What's your sign? Slippery when wet.

This one is for the ladies: Man: If I could put 6 and 9 on my calculator we would have the greatest time ever ;) Woman: If you did that id just put 911 on my cellphone.

Did you fall from heaven? Because, I believe in the afterlife.

Famous male actors guide on pick-up. 1. Enter Disco. 2. Say hello out loud. 3. By this point you`re screwed... literally.

Hey baby, can I cream in your chocolate?

The word of the day is legs, Lets go upstairs and spread the word.

Guy - Do you want to go outside and play rape? Girl - No, Guy - That's the spirit

- Professor Dumbledore, where are we? - You're dead, stupid. Snape trolled you.

To my story below, I now remember why she never took me seriously... While I was staring at her erect nipples she asked me if I was gay, I replied "uhuh", to everything as I was too busy looking at what I could have grabbed that day... Moral: FUUUUUUUUUUUUUUUUUUUUUUUUUUUUUUUUUUUUUUUUUUUUUUUUUUUUUUUUUUUUUUUUUUUUUUUUUUUUUUUUUUUUUUUUUUUUUUU! Today she looks uh... less appealing in more ways than one.... but lets not go into details, I need to get something out here... FUUUUUUUUUUUUUUUUUUUUUUUUUUUUUUUUUUUUUUUUUUUUUUUUUUUUUUUUUUUUUUUUUUUUUUUUU! In 40 years at my deathbed: The only thing I regret is... is... DAMN! FUUUUUUUUUUUUUUUUUUUUUUUUUUUUUUUUUUUUUUUUUUUUUUUUUUUUUUUUUUUUUUUUUUUUUUUUUUUUUUUUU

If your happy and you know it clap your hands!! What if I lost my hands in Nam while I was singing this song and a plane killed my friend causing me to ct off both of my hands?

Why was the little boy crying? Because he dropped his hamster in the garbage disposal

Woman and man on picnicking date at the forest: (Man gets bit in his pingas by a snake..) Man: ARGH! HEALP HEALP! Woman: OMG! I have to call the doctor! RIIIIIIIIIIIIIIIIIIIIIIIIIIIIING Doctor! My date was bitten by a poisonous snake! What can we do! Doctor: The only option would be to suck the poison out of the bitten area or else he will probably die... "Click" Man: ARGH! WHAT DID THE DOCTOR SAY! PLEASE ITS GETTING NUMB! WHAT DID HE SAY! Woman: He said you are gonna die... :( Moral: She may not have sucked, but this sure did :P

Hey girl, is your father in prison? Because if I was your father, I would be in prison.

Why do cops eat donuts so much? Because they are delish

- I'd do anything for you. - Die.

Sorry, I don't wanna date a guy who's best pickup line is cocaine.

Those pants are very becoming on you, of course if i were on you id be cumming too.

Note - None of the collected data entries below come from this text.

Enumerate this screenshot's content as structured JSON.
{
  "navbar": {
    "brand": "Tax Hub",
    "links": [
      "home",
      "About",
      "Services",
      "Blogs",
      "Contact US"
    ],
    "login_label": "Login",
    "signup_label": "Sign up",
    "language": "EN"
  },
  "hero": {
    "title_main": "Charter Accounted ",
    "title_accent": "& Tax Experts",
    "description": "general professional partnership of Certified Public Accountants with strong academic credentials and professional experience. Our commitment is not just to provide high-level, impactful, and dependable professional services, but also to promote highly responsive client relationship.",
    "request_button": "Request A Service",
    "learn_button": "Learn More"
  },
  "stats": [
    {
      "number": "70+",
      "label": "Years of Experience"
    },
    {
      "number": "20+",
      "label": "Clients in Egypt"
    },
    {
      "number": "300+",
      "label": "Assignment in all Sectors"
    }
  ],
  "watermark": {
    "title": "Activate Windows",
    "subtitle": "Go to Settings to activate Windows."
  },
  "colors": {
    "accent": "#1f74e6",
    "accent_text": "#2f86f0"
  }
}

*At a concert* guy- hey if you were that drum set, i'd bang you on that stage all night

Girl: You look so happy, I am glad this is working out. Freud: Maaaaan I was just thinking about fucking my mom! Moral: Sickman Fraud.

Man: Well I usually do not bang women your uh... particular size, I mean you are a bit too big for me and um... I got standards... nothing personal but... I uh.. well ok lets try... I guess I stick it here and... Man2: HEY what the hell are you doing to my trailer you drunk bastard! Moral: Standards... we all have it.... just not that much of it...

Female: You're hot! Male: hahahahahahahahahahahahahahahahahahaha get in the van.

-Hey, have we met before? -No, because I don't remember ever seeing a face that made me this nauseous.

Him: Did it hurt? Her: Did what hurt? Him: When you fell from the whore tree and banged everyone on the way down

boy - would you like to dance? girl - hell no! boy - I think you misunderstood me. I said you look fat in those pants. girl - That's why I said "Hell No!" girl - I'm trying to deny the fact that I look fat in my pants. boy - damnit! girl - Phew!

Anti-Pickup Line

A collection of responses to pickup lines, and just bad ones in general!